## Archive for October 27, 2020

### Covering 100 Squares

There’s an old math joke that says math books are sad because they have too many problems. But I disagree; I believe that most math books — and, in particular, textbooks — are sad because they have too many *exercises*.

To try to release more true problems into the wild, I recently wrote a book called *One-Hundred Problems Involving the Number 100*. Published by NCTM, the book contains problems, suggestions for classroom use, and solutions. Some of the problems are old chestnuts, such as, “What is 1 + 2 + 3 + ⋯ + 100?” (Problem 21: Gauss and Check). Others are complete originals, and occasionally a little silly, such as, “If all the positive integers from 1 to 100 were spelled out, how many letters would be used?” (Problem 1: Spell It Out). But my favorite problem in the book, which I’ve shared twice during NCTM’s 100 Days of Professional Development (**May 14**, **Oct 7**; login required), is Problem 100: Covering with Squares.

**As shown below, a square grid with 100 smaller squares can be covered by 100 squares (each measuring 1 × 1), by 25 squares (each measuring 2 × 2), or by 13 squares (one 6 × 6, two 4 × 4, two 3 × 3, two 2 × 2, and six 1 × 1).**

**Find all values of 0 < n < 100 for which it is impossible to cover a 10 × 10 grid with n squares of integer side length.**

I’ll admit, I’m not ecstatic about the phrasing of the question at the end. The symbolic representation makes it succinct, sure, but this problem can be investigated by students who may be too young to understand that notation. It might be better to just ask, “Can you cover it with two squares? Can you cover it with 58 squares? For how many different numbers of squares can you find a covering?”

You can, of course, explore this problem using graph paper. But for a digital experience, click on the link below and explore using Google Slides:

When you click on that link, you’ll be required to “Make a copy” for your own Google Drive. This is done for two reasons: first, it’ll prohibit any editing to the original file, so that other folks who use that link will receive a similarly pristine copy; and second, it places a copy in your Google Drive that you can play with, modify, or share with your students.
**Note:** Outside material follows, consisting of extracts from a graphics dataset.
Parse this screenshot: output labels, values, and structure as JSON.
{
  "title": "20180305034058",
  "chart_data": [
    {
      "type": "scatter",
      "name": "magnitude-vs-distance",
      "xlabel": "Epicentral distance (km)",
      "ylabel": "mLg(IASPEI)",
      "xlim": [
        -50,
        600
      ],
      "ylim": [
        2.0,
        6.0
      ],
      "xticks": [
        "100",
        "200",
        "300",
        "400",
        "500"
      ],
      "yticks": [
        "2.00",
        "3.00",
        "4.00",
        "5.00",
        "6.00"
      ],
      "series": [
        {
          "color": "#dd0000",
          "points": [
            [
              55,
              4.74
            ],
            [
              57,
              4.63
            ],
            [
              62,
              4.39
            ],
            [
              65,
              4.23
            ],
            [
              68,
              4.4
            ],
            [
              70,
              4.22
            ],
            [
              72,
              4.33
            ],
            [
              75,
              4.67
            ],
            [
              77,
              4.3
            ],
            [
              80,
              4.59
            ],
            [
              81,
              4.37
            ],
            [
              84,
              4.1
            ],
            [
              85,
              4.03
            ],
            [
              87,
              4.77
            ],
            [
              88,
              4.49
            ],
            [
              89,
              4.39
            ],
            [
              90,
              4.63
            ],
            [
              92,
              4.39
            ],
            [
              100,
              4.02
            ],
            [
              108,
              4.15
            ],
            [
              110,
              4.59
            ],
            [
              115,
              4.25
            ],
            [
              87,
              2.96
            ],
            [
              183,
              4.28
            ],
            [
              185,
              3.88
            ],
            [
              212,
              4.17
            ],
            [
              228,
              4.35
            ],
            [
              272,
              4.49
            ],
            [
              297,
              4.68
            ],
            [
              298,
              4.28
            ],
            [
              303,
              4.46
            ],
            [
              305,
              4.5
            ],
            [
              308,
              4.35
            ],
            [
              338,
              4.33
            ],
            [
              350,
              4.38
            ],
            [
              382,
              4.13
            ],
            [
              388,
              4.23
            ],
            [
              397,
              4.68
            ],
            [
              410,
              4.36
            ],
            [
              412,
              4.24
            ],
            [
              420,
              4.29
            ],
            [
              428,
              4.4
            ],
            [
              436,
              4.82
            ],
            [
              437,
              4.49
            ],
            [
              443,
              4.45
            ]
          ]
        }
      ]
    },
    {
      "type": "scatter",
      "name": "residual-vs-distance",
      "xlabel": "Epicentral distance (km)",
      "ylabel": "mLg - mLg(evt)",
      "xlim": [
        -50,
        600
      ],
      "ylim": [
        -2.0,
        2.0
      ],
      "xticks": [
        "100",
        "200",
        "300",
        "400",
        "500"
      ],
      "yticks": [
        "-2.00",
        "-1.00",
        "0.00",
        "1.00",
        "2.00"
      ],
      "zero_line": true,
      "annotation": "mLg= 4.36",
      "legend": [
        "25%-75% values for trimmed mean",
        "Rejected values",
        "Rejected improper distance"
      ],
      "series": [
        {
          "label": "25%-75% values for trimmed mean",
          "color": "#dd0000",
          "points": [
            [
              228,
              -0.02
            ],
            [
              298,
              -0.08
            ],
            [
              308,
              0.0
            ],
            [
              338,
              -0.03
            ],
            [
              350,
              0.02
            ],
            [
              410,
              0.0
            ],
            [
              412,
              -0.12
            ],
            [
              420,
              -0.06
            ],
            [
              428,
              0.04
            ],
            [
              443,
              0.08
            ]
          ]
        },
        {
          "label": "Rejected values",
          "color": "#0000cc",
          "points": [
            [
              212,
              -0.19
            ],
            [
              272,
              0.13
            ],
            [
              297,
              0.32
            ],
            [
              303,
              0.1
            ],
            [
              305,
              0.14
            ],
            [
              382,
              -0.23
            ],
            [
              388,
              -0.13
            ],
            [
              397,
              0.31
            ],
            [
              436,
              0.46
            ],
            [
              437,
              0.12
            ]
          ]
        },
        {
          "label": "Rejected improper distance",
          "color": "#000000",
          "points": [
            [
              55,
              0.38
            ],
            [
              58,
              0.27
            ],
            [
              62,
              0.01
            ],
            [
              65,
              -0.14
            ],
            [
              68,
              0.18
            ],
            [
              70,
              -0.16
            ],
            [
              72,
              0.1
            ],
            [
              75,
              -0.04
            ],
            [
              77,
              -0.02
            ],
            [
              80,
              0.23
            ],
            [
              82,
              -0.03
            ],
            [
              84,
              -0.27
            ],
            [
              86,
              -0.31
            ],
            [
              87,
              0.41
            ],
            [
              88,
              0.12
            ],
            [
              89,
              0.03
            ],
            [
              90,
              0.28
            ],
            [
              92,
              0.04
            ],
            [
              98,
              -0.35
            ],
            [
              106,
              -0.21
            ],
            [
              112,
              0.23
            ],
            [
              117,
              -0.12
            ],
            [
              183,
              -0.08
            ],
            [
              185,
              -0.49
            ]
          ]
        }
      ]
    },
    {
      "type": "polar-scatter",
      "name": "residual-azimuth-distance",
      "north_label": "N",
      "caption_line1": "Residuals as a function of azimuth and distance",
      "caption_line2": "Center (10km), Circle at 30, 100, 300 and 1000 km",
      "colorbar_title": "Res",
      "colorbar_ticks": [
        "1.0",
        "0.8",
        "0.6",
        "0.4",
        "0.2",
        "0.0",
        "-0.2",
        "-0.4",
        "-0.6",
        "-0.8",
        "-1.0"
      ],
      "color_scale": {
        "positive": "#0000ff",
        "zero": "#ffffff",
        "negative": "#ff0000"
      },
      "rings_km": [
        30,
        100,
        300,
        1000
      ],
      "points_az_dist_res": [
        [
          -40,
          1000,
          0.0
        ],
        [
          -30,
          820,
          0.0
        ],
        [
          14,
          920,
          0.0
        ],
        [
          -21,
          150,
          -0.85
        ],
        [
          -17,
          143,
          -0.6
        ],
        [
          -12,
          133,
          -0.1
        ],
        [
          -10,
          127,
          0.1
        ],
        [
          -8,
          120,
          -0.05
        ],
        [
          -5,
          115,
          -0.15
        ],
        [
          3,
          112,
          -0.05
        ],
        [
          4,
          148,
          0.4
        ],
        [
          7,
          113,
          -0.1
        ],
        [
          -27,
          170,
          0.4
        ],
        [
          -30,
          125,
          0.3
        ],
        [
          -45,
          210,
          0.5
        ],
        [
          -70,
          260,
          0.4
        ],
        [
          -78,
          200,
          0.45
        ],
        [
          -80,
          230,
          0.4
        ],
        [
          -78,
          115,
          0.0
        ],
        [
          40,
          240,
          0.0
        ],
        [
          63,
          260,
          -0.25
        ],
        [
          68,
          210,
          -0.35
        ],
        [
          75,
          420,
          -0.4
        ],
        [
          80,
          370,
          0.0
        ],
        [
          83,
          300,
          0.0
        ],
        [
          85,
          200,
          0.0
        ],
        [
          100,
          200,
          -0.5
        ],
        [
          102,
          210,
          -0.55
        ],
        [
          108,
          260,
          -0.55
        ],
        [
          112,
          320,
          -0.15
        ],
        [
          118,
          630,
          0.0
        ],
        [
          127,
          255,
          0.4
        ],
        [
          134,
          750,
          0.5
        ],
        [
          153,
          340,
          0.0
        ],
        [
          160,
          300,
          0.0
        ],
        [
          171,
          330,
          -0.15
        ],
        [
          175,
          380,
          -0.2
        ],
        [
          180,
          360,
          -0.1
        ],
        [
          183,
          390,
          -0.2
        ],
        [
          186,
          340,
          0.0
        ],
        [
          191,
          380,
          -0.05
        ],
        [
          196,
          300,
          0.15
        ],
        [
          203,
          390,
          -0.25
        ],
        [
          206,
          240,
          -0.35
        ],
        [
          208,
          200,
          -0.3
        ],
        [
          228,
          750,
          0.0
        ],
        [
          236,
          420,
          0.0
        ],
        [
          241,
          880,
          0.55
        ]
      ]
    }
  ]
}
If you do that, be sure to change **/edit** and anything that follows at the end of the URL to **/copy**, which will require anyone you share it with to make a copy, too. Of course, you could also just share the link above with your students, and they can have a copy of the original file.

When using this problem in the classroom, start by showing a few examples — such as the ones above — and then have all students find a covering for the grid that’s different from your examples. Because every student can find at least one covering, this breeds confidence. In addition, it ensures that all students understand the problem. When all students have found a covering, have them share it with a partner. From then on, allow students to work in pairs or small groups to find other coverings.

To facilitate the discussion, I draw a blank hundreds grid on the whiteboard. As unique coverings are found, students are allowed to enter the number in the hundreds grid. Of course, I require them to first verify with a partner that they have counted the number of squares correctly; once confirmed, they can show the covering to me; and if that number hasn’t been entered in the hundreds grid yet, they get to enter it. This can be motivating for students, and it’s a good opportunity to get less participatory students engaged.

When using this problem recently with a group of students, this is how the hundreds grid looked after about 20 minutes:

You’ll notice that numbers appear in different colors; each group received a different color dry erase marker. What you might also notice is that the numbers 17, 20, 23, 26, …, 65 all appear in red. This seemed more than coincidental, so I asked about it. The group members explained:

*We realized we could cover the grid with a one 6 × 6 square and sixteen 2 × 2 squares:*

*We then divided one of the 2 × 2 squares into four 1 × 1 squares. That meant that one 2 × 2 square was replaced by four 1 × 1 squares, increasing the number of squares by three. So, the grid was now covered with 17 + 3 = 20 squares. *

*If we kept doing that — if we kept dividing the 2 × 2 squares — then we’d keep adding three more squares, so we could get 23, 26, 29, and so on, all the way up to 65.*

The realization that one configuration could be transformed into many others allowed students to find coverings for myriad numbers. For what values of *n* could the grid not be covered? That’s left as a question for you. Have fun!